Das gab WSA, Mutterkonzern unter anderem von Signia und Widex, am 22. Juni 2026 in einer Pressemitteilung bekannt. Wiinholt bleibt bis zum 31. August im Amt, um den Übergang zu begleiten und die Suche nach einer Nachfolge zu unterstützen. Eine konkrete Nachfolgerin oder ein Nachfolger steht laut Unternehmen noch nicht fest – WSA befinde sich „in the process of finding a new CFO“.

Vier Jahre Umbau in Finanzen und Recht

Wiinholt war 2022 zu WSA gekommen und hat seitdem die Finanzstrategie und die strategische Ausrichtung des Konzerns mitgeprägt. Unter ihrer Führung wurden, so das Unternehmen, die Finanz- und Rechtsabteilungen grundlegend umstrukturiert und neu aufgestellt – mit dem Ziel, eine stabile Basis für das weitere Wachstum zu schaffen.

WSA-Verwaltungsratschef Lars Rasmussen bedauerte den Schritt, respektiere aber die Entscheidung: Wiinholt habe starke Ergebnisse erzielt und Werte für WSA geschaffen. CEO Jan Makela würdigte sie als geschätzte Führungskraft und vertrauensvolle Partnerin für ihn und das gesamte Leadership-Team der vergangenen vier Jahre.

Wohin geht die Reise?

Wiinholt selbst begründet ihren Abschied mit dem Wunsch nach mehr Zeit für Board- und Beratungsmandate.

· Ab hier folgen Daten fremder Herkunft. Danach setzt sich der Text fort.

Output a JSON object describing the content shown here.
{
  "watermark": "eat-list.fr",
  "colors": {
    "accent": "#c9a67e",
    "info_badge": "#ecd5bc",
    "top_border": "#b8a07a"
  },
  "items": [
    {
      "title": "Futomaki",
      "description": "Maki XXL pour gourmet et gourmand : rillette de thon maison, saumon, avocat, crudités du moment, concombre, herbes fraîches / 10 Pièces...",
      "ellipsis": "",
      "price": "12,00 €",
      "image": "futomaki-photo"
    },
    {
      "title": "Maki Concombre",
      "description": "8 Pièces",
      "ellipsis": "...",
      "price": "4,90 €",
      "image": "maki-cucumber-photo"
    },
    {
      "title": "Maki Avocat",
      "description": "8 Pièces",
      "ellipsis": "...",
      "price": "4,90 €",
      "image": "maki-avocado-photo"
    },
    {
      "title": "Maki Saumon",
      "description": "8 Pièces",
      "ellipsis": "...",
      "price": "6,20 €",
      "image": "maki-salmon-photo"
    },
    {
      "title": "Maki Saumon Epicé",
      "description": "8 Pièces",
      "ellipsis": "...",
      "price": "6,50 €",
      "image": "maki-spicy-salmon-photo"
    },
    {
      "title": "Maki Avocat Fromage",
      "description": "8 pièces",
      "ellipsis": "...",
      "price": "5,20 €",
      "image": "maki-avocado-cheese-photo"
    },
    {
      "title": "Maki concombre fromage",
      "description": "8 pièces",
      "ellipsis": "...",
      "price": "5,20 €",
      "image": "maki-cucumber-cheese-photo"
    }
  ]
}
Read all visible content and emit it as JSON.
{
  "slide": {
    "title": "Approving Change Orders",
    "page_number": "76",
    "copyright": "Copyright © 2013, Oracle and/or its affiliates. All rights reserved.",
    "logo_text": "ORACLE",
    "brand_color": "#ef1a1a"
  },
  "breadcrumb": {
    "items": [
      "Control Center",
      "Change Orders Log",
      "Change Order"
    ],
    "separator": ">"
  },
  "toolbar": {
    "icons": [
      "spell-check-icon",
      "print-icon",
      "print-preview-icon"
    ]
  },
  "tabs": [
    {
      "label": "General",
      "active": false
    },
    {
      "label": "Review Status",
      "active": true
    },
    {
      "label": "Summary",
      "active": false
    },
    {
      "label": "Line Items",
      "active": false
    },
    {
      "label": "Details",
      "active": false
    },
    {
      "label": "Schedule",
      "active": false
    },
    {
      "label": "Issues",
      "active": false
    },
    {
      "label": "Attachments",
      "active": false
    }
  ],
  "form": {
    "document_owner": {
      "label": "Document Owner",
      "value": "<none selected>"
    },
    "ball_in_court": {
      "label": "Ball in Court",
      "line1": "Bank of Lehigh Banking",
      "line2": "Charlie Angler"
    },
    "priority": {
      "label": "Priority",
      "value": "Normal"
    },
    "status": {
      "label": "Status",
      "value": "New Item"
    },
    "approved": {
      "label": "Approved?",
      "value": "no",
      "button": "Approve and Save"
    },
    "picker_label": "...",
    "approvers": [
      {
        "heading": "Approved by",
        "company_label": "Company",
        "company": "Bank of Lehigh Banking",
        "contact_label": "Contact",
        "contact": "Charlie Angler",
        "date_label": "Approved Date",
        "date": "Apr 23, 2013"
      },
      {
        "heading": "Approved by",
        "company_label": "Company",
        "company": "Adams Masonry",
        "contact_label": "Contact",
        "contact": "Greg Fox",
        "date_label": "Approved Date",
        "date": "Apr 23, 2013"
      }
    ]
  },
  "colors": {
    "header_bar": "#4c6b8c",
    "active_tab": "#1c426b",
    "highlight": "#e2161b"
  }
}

In der Mitteilung spricht sie von einer „rewarding period“ ihrer Karriere und betont, die Entscheidung sei ihr nicht leichtgefallen – nicht zuletzt wegen der Menschen, mit denen sie zusammengearbeitet habe.

Der Schritt fügt sich in ein bekanntes Muster: Bereits 2021 hatte Wiinholt nach acht Jahren als CFO bei Ørsted einen ähnlichen Wechsel vollzogen, als sie den dänischen Energiekonzern verließ, um „eine Position außerhalb der Energiebranche“ anzunehmen – diese Position war dann WSA.